If you take the time to explain that resuscitation is more likely to cause harm and suffering than to extend life meaningfully the families generally are more willing to allow their family member to die peacefully. Semantics matter a lot especially in these cases which are always more emotional than rational.

atan · June 24, 2014 at 11:00 pm

Great discussion Dr. Freedman. I would really love to hear what other people’s thoughts on this subject are.

In essence what Dr. Blinderman proposes is swinging the pendulum away from the notion of “patient autonomy” and back towards paternalistic medicine when it comes to providing CPR. The problem with this when it comes to making these decisions in the ED is three-fold.

– First is the one that Dr. Silverberg is referring to. In today’s litigious world, it is “safer”, for lack of a better term, for doctors to do more rather than less. As much as we attempt to avoid this, the underlying fear of legal repercussion often affects our decisions in the ED.

– The second problem is the lack of information available to us regarding our patients. We are meeting our patients for the first time and gathering information as we stabilize, resuscitate, diagnose, treat. Medical records are scarce. Patient and family knowledge is often limited. It is very difficult to be making these critical decisions with limited data.

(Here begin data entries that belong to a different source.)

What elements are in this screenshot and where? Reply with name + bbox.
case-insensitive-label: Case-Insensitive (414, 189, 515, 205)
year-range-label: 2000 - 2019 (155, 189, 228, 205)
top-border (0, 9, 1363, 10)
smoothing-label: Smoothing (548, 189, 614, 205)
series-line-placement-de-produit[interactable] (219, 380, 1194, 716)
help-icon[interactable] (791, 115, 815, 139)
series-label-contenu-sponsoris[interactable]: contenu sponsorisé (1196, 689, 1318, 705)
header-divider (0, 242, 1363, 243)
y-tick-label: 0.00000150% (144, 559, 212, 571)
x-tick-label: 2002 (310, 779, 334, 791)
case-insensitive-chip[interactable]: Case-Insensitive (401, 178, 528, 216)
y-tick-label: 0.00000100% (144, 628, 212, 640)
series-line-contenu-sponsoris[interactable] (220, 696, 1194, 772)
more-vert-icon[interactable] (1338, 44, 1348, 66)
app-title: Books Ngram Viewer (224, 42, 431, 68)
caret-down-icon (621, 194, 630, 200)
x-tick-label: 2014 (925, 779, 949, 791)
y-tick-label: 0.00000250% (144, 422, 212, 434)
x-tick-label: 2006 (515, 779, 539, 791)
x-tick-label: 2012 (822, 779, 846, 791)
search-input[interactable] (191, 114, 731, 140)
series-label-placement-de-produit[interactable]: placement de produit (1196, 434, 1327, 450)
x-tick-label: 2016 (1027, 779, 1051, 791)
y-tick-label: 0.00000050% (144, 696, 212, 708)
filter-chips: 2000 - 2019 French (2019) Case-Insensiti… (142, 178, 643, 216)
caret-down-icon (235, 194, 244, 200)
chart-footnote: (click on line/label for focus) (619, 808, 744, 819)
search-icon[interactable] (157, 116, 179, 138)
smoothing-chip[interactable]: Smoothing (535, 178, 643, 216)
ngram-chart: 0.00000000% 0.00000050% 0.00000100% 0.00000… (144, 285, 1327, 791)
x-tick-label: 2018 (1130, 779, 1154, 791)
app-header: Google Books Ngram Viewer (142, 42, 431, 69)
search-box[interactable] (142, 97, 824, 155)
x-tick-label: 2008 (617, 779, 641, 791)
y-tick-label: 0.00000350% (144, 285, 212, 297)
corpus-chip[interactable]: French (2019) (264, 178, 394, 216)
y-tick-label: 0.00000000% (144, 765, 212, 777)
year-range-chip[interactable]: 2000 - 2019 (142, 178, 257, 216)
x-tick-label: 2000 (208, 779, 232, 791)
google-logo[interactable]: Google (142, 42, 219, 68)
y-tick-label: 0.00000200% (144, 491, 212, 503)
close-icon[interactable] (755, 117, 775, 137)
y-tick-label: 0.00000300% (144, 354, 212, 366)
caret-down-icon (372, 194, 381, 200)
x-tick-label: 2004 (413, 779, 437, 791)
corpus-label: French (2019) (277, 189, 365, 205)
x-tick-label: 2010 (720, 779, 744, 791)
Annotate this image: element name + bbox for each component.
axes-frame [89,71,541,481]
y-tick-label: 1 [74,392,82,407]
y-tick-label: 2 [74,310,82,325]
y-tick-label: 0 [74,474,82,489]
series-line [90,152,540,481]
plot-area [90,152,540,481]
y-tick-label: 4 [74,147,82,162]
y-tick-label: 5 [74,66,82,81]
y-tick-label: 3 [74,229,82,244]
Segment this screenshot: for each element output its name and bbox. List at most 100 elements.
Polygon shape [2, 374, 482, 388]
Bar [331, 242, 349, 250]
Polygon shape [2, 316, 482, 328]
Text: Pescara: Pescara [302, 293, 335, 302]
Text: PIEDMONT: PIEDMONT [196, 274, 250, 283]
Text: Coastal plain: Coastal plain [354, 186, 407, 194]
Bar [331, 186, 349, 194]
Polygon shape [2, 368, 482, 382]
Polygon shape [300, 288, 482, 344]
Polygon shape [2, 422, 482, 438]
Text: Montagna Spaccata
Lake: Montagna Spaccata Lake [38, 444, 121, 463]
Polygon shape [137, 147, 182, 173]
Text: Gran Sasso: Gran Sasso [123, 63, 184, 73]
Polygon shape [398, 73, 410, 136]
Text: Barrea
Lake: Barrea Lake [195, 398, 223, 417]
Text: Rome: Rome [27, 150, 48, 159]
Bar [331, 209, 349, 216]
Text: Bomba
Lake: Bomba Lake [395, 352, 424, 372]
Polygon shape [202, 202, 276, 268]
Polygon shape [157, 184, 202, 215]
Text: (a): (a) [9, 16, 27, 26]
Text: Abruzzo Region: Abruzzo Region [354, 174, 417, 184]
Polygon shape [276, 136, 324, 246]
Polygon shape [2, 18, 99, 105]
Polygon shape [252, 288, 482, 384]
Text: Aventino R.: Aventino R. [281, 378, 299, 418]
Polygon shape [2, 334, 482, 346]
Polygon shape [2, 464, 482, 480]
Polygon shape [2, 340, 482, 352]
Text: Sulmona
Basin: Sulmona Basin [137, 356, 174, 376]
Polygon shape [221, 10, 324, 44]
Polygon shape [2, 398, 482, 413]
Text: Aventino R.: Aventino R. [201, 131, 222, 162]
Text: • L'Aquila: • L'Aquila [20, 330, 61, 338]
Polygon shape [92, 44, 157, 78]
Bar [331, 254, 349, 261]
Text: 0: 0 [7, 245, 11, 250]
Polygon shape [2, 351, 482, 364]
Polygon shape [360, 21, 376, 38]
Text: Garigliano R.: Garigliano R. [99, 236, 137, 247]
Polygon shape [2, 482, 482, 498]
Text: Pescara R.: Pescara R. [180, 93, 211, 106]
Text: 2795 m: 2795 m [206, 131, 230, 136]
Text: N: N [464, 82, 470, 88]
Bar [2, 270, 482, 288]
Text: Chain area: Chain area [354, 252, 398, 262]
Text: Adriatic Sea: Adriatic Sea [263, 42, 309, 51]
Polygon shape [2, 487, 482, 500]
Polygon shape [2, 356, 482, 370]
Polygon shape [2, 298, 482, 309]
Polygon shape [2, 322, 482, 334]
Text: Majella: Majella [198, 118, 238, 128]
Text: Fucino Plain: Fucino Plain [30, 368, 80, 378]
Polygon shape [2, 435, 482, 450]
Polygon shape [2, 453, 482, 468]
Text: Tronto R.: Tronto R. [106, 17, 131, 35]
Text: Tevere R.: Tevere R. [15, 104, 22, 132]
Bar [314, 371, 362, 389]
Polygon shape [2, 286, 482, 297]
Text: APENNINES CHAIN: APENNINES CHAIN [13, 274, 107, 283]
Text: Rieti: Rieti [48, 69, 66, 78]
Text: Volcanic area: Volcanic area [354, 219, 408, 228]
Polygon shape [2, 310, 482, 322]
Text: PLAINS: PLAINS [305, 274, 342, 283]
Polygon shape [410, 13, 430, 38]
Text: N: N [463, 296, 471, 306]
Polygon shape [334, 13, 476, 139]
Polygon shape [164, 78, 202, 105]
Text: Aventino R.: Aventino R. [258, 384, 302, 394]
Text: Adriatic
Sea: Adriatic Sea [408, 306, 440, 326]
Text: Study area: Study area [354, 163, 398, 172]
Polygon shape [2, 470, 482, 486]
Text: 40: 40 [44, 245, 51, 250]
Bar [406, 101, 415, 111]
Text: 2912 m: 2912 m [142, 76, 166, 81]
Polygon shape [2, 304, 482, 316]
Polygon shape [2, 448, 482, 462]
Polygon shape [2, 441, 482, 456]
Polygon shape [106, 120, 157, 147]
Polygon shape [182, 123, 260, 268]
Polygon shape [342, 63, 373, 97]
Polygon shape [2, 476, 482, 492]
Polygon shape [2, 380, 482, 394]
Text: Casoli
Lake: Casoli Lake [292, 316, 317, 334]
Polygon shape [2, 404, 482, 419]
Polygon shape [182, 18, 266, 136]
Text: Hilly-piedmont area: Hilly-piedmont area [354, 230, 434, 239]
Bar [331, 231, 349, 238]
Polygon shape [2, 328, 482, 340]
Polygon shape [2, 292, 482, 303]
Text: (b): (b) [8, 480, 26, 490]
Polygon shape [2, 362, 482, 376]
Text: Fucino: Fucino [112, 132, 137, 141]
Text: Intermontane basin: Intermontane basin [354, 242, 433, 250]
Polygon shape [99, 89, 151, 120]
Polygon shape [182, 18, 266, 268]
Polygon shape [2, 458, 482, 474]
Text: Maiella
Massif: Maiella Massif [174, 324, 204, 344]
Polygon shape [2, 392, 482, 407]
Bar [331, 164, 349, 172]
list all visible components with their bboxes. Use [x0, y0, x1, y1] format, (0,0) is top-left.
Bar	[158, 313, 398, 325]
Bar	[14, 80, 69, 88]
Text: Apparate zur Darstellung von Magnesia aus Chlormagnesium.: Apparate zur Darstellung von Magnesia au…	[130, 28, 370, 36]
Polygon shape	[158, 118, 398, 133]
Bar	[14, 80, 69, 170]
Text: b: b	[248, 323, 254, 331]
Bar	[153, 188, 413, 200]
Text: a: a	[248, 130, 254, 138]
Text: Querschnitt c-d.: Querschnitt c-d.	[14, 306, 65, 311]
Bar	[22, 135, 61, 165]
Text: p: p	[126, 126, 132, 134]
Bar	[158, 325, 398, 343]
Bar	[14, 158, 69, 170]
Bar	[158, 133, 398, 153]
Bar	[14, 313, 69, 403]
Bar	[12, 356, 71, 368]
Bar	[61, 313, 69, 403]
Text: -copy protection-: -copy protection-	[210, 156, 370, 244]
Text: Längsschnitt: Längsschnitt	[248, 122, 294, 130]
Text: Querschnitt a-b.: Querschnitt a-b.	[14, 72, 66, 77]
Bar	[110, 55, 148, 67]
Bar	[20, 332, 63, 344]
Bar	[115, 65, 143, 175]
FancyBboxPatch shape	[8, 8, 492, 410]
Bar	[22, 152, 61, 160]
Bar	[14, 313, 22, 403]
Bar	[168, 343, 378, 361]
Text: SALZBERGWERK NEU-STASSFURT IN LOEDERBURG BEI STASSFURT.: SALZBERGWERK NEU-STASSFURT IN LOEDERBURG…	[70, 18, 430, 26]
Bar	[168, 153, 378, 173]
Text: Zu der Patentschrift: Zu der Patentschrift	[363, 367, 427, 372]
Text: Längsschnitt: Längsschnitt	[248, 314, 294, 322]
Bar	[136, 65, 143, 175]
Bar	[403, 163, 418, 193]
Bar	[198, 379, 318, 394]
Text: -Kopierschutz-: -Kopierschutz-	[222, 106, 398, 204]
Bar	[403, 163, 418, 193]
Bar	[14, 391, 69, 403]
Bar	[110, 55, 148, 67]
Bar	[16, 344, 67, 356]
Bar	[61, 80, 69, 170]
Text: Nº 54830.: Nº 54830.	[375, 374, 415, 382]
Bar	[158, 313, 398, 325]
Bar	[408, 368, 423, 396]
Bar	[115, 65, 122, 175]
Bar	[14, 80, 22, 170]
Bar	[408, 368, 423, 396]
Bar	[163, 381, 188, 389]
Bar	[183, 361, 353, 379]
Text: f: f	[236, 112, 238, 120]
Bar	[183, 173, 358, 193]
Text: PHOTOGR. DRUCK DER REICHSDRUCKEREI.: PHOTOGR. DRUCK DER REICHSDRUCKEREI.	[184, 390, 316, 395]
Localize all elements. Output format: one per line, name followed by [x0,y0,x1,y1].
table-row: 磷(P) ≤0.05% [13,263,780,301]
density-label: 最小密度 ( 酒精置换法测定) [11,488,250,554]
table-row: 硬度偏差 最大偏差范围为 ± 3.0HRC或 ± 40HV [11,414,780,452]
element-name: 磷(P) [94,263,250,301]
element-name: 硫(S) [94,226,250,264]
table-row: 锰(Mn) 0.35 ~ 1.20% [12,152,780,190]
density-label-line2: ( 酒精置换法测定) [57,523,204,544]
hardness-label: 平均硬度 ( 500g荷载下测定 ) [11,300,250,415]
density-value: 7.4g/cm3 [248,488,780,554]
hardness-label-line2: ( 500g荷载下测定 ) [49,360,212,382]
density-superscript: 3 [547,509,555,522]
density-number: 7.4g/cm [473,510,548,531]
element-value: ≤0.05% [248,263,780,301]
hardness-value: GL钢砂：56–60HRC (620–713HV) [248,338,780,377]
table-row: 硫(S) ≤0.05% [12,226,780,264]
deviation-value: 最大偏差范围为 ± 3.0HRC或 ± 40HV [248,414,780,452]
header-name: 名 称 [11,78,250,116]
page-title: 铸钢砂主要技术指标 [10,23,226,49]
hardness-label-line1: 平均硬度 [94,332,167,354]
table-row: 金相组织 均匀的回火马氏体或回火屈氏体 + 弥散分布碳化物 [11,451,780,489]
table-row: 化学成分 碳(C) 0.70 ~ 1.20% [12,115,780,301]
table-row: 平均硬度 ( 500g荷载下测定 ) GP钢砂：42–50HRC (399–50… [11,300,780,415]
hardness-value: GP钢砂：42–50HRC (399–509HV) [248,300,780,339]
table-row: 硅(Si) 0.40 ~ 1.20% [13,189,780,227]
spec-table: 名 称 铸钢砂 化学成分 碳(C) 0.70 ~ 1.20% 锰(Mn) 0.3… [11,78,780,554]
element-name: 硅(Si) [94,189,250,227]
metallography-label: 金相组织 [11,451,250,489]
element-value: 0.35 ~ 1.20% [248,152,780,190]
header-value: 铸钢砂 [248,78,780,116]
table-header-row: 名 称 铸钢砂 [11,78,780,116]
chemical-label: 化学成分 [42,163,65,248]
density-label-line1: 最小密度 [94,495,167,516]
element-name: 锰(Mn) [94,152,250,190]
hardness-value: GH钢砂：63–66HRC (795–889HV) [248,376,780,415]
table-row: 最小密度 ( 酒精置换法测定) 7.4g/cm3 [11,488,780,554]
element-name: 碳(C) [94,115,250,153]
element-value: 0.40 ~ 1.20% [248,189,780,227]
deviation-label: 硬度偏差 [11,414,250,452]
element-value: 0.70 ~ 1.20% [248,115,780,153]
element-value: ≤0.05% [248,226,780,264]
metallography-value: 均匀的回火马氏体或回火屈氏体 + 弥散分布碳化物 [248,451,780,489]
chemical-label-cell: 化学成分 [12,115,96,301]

– And finally, there is the lack of good data available on accurate prognostication. The 115 year old. Yes, it is not so hard. The 67 yo septic patient with diabetes who codes from septic shock. It’s not so clear how they will do following resuscitation.

This is when I start advocating for ED docs to foster and develop their skills in palliative care. It is a much “easier” position for a physician if the family now instead tells you that their grandmother is a strong lady who lived a good life and who felt her independence was sacred. She had seen Uncle Bob spend his last days in the ICU and had mentioned repeatedly that she would never have wanted to die that way. You as the physician now have a glimpse into this lady’s values. And as you inquire more with such questions as “based on what you are telling me, it sounds to me that she would not have wanted to be artificially sustained on machines and to be kept in an intensive care unit, is that correct?,” you are absolved of that decision. The family has made it for you. This conversation ideally happens long before her arrival to the ED at a clinic visit with her PMD. But more often than not, it may happen in the ED before the patient codes.

Don’t get me wrong. Every decision we make in the Emergency Department is based on both medical appropriateness and patient goals of care. If a patient with stage IV lung CA codes from respiratory failure, you must question the appropriateness of coding and resuscitating this patient. But if the decision regarding resuscitation is made before they die, you can avoid the code, soft or not, all together.